Творчество Маяковского все — от первого до последнего стиха — предельно правдиво. Но в таких поэмах, как «150 000 000» и «Про это», мы ценим прежде всего правду поэтического самовыражения. Однако правда объективного хода событий здесь еще не до конца схвачена поэтом (и не только им!), — этому мешали порой художественные средства, к которым в то время прибегал Маяковский. А в поэме о Ленине и в Октябрьской поэме он сознательно стремится к слиянию своей личной правды с истиной, с объективной картиной мира.
Можно смело сказать, что ни в одном из своих предшествующих крупных произведений автор не достигал такого художественно убедительного, объемного изображения истории революции, как в поэмах о Ленине и «Хорошо!». Четко выраженный историзм, выдвижение в центр сюжета судьбы народной позволяет присоединиться к авторской оценке поэмы «Хорошо!» как произведения эпического. Поэт здесь прибегает к новым средствам изображения, сознательно ограничивает роль метафоры, особенно характерной для романтического стиля. Господствующий в образном строе поэмы принцип — показывать целое через конкретный факт, видеть в капле воды океан — один из способов реалистической типизации. Им широко пользовалась поэзия прошлого века, прибегая к метонимии — изображению целого через какую-то часть, деталь. Так подана в поэме картина взятия Зимнего («…а в двери — бушлаты, шинели, тулупы…») и многие другие эпизоды («выкладай ворованные часы — часы теперича наши!», щепотка соли, которую в ладони несет по замерзшей Москве сестра поэта, цветные заплаты на валенках, две морковинки и т. д.). Метонимично и изображение эпохи как полосы дней.
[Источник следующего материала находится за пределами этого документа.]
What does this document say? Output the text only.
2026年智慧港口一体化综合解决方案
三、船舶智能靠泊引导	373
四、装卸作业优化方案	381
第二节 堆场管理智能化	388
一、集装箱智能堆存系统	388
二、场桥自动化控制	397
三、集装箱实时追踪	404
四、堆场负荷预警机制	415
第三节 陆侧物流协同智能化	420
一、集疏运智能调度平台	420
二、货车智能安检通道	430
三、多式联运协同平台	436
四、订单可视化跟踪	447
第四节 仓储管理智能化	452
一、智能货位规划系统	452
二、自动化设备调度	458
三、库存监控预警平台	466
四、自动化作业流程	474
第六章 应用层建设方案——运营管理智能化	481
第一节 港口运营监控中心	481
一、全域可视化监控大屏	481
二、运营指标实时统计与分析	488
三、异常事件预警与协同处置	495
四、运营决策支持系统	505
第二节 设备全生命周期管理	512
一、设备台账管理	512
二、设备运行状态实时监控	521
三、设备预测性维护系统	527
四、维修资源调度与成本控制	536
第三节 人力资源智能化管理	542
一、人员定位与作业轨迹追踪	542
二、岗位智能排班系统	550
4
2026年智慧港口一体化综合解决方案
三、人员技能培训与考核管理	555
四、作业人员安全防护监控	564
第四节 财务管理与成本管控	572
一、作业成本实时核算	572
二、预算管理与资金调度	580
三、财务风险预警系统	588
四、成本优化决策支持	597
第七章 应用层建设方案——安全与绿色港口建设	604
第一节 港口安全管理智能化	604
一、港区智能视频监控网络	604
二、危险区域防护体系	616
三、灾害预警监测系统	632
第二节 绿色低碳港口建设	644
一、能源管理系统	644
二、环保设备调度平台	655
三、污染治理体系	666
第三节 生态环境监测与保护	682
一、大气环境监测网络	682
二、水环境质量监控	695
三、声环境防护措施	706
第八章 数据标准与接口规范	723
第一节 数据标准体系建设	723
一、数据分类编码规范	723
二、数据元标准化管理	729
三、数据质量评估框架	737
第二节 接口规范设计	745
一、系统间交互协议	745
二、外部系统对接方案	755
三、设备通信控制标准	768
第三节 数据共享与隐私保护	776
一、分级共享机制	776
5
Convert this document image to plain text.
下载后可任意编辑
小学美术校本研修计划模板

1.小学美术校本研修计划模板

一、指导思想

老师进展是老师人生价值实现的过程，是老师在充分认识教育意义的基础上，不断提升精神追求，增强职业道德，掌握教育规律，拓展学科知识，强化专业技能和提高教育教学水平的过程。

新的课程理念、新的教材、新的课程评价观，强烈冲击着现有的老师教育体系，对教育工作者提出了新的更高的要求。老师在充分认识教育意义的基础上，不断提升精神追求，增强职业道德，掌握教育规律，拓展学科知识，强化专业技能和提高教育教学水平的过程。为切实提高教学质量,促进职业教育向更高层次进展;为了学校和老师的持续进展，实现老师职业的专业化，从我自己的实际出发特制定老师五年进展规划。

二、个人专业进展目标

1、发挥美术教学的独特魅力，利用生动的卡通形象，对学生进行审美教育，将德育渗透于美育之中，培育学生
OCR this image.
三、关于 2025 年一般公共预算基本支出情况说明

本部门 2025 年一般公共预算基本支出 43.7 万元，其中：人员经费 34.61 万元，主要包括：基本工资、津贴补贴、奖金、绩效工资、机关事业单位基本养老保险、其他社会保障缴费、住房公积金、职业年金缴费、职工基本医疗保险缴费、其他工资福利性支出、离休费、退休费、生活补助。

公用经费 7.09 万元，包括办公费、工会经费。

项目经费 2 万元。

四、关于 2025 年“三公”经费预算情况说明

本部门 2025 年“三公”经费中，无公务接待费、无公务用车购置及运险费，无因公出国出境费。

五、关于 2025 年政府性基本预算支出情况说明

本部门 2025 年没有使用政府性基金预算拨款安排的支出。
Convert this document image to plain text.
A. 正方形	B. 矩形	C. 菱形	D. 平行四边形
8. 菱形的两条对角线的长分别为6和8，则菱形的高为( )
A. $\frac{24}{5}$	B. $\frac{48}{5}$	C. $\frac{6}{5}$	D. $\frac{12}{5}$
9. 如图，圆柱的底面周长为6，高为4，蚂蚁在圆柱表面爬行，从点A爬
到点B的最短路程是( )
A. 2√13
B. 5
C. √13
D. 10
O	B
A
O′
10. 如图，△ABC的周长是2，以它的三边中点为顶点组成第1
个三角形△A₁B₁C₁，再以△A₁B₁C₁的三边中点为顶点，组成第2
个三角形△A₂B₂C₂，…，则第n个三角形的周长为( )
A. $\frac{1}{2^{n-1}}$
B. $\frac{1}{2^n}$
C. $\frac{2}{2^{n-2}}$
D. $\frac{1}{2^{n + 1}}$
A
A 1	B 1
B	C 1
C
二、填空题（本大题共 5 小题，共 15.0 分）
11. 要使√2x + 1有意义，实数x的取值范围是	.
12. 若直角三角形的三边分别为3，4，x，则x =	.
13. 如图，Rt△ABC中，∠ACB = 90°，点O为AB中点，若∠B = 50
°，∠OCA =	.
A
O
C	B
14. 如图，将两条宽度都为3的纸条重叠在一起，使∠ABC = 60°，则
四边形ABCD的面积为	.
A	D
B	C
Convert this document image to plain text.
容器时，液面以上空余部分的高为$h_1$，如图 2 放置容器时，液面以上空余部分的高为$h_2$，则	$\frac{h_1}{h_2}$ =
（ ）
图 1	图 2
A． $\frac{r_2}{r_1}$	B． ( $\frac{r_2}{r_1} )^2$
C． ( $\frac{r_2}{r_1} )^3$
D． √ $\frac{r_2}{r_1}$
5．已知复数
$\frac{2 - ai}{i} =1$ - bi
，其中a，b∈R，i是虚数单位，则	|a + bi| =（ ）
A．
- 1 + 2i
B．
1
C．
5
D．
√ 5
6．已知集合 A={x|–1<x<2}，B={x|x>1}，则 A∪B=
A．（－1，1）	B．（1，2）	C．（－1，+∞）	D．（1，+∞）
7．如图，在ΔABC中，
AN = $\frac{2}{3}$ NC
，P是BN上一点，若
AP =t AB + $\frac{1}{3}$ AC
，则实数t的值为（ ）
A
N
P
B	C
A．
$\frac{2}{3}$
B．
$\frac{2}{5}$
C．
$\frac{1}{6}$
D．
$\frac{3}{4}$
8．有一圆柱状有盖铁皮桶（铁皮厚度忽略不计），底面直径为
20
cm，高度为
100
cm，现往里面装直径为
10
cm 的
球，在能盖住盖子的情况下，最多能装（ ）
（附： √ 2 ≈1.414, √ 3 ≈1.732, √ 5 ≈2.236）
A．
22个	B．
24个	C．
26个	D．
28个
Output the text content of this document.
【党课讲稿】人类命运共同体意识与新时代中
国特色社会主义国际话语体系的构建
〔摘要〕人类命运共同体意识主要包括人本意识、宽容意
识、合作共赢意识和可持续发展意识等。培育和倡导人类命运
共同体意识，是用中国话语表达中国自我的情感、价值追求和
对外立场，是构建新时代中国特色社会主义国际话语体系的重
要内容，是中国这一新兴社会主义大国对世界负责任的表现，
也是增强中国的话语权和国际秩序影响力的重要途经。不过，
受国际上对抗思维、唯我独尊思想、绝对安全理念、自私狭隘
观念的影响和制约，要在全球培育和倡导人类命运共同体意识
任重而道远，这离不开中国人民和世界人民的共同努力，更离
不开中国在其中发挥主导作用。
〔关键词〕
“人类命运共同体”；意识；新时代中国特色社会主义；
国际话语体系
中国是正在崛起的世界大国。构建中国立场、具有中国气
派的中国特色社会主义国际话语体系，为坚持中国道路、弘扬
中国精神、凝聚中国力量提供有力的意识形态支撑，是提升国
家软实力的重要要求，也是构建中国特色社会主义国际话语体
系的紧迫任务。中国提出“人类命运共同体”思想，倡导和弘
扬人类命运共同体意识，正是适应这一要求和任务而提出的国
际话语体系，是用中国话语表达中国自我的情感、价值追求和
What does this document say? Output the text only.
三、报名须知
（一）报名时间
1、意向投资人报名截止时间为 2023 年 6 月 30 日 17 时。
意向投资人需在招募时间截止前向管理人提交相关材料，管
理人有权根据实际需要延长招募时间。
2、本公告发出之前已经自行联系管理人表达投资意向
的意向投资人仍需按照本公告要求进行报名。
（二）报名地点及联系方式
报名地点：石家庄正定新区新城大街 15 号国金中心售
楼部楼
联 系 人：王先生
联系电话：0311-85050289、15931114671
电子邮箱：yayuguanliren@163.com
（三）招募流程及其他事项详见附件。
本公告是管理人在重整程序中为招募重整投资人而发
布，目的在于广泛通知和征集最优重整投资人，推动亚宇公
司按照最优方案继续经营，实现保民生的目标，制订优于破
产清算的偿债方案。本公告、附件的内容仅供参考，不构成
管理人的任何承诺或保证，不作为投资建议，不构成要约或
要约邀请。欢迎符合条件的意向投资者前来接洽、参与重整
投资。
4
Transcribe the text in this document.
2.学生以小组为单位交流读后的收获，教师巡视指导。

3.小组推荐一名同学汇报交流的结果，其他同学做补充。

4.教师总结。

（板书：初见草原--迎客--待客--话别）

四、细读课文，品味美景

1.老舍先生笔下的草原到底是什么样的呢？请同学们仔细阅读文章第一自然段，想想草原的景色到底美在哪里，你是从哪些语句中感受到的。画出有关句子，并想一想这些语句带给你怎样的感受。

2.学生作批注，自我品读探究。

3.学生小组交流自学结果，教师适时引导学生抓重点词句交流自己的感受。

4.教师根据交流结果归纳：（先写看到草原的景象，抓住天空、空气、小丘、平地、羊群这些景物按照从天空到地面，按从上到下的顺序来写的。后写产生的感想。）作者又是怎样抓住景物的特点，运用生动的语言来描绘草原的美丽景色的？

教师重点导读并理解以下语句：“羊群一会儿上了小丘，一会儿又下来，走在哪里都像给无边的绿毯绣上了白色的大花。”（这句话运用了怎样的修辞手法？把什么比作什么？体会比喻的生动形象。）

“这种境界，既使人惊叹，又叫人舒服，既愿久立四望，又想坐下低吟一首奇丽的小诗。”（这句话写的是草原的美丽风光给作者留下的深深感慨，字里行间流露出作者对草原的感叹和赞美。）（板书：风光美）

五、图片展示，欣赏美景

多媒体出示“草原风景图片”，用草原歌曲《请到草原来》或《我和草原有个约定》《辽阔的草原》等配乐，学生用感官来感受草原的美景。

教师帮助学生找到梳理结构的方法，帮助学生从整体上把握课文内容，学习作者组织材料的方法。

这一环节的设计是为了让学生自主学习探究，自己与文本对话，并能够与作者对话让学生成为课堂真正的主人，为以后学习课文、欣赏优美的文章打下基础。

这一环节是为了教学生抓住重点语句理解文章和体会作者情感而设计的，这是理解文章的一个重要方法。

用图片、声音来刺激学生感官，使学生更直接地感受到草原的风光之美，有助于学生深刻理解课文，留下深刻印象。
Можно согласиться с наблюдением теоретиков, что «при посредстве метонимии самые обыкновенные действия и самое обыкновенное время становится изумительным». Так поистине новаторски обновил этот испытанный классиками реализма прием Маяковский.
Упорно стремясь создать новый эпос, поэт ищет новые и новые возможности его слияния с лирикой. Причем лирика служит Маяковскому для широкого обобщения. Достаточно вспомнить знаменитые лирические концовки глав («Я много в теплых странах плутал», «И я, как весну человечества…» и т. д.). Лирика обогащает эпос мыслью и чувством.
Слияние лирики и эпоса нашло в поэме глубокое обоснование как результат слияния личности с народом, рождения новой индивидуальности, утверждающей свою сопричастность ко всему, что свершают массы. «Это было с бойцами, или страной, или в сердце было в моем». И это также один из неиссякаемых источников жизнеутверждения.
Радость прет. Не для вас уделить ли нам?!Жизнь прекрасна и удивительна.
* * *«Жизнь прекрасна и удивительна!» — таков лейтмотив послеоктябрьского творчества Маяковского. Но, любовно подмечая в жизни страны ростки нового, прекрасного, поэт не устает напоминать и о том, что «дрянь пока что мало поредела», что еще «очень много разных мерзавцев ходят по нашей земле и вокруг». Поэтому такое большое значение поэт придавал сатире. Она существует у Маяковского на равных правах с лирикой и эпосом, то составляя особые циклы, то входя в структуру поэм; а его последние драматургические произведения носят преимущественно сатирический характер.